Elasticsearch Restore

注意 If DataRobot application is configured to use managed services (external PCS), then instead of this guide, please refer yourself to Restoring snapshots guide from Amazon.

Prerequisites:

  • Utility kubectl of version 1.23 is installed on the host where backup will be created
  • Utility kubectl is configured to access the Kubernetes cluster where DataRobot application is running, verify this with kubectl cluster-info command.

Manage Elasticsearch

Due to specific security settings, we suggest using the curl utility within the elasticsearch containers for all following operations. For example, attach to container in pcs-elasticsearch-master stateful set:

kubectl -n $DR_CORE_NAMESPACE exec sts/pcs-elasticsearch-master -- /bin/bash 

Then retrieve the cluster information:

curl -k -u elastic:$ELASTICSEARCH_PASSWORD "https://localhost:9200/" 

  • option -k is mandatory to allow insecure connection
  • as well as -u elastic:$ELASTICSEARCH_PASSWORD since non-authorized access is not allowed.

Restore from filesystem snapshot

Starting 10.2, additional mount point is configured to store backup locally. If backup is stored under local filesystem in elasticsearch, please follow below steps

Look for snapshot under /snapshots directory in pcs-elasticsearch-master node

$ ls /snapshots/
index-0  index.latest  meta-f7MUCz9BR5GFlNd0Voct0g.dat  snap-f7MUCz9BR5GFlNd0Voct0g.dat 

Run restore

curl -k -X POST -u elastic:$ELASTICSEARCH_PASSWORD "https://localhost:9200/_snapshot/snapshots/<snapshot-name>/_restore" -H "Content-Type: application/json" -d '{
  "indices": "*",
  "ignore_unavailable": true,
  "include_global_state": true
}' 

Register a snapshot repository

You can configure Elasticsearch to read snapshots from different external locations: AWS S3 bucket, Azure Blob Storage, shared NFS volume, etc.

Shared filesystem (NFS) repository

Elasticsearch distribution delivered with DataRobot application allows you to configure Elasticsearch to keep snapshots on NFS volume.
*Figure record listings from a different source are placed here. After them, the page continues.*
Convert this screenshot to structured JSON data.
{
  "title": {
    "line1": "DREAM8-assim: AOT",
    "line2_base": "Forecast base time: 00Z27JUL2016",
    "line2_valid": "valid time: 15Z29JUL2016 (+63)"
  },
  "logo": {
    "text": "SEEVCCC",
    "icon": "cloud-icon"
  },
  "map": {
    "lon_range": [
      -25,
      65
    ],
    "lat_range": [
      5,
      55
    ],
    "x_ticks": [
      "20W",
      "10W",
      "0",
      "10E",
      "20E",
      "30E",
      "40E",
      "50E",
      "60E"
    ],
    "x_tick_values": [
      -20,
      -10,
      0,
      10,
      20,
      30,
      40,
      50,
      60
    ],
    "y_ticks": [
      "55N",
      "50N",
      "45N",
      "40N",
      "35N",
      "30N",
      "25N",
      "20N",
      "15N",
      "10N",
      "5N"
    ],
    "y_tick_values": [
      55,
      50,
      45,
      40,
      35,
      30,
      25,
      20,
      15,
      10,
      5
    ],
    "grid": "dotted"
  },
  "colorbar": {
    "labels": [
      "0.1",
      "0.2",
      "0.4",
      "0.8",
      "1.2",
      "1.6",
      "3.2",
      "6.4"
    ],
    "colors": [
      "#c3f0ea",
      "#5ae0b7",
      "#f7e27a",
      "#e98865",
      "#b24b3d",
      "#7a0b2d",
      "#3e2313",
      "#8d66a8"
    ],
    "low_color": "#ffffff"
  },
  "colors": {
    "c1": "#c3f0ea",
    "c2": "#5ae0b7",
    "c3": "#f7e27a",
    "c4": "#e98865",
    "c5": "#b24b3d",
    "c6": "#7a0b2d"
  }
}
Please check Snapshot and restore operations for more information on using this method. Please note that this method requires an NFS server continuously available in your network.

Other repository types

Elasticsearch can also store snapshots on S3, Google Cloud or Azure Blob Storage. If your snapshots are stored using one of these ways, please refer yourself to the appropriate section of Register a snapshot repository guide.

Registering snapshot repository

Please refer to backup guide on how to configure snapshot registry, this restore guide assumes that the backup snapshot is accessible from the same registry to perform restore.

Restore data from snapshot

Snapshots can be manually restored according to Restore a snapshot guide. Please follow Restore Entire Cluster section.

Is the snapshot is available in s3 registry, you can follow below steps

  1. Get a list of all indices
export DR_CORE_NAMESPACE=dr-app
kubectl -n $DR_CORE_NAMESPACE exec -it pcs-elasticsearch-master-0 -- /bin/bash
curl -k -X GET -u elastic:$ELASTICSEARCH_PASSWORD "https://localhost:9200/_cat/indices" 
  1. Remove all existing indices if restoring onto an existing cluster with data, single command will not work and will throw error

    curl -k -XDELETE -u elastic:$ELASTICSEARCH_PASSWORD "https://localhost:9200/<index-name-from-step-1>" 
    

  2. Once deleted, run restore using the backup snapshot in s3 repository

curl -k -X POST -u elastic:$ELASTICSEARCH_PASSWORD "https://localhost:9200/_snapshot/repository_name/<snapshot-name>/_restore" -H "Content-Type: application/json" -d '{
  "indices": "*",
  "ignore_unavailable": true,
  "include_global_state": true
}'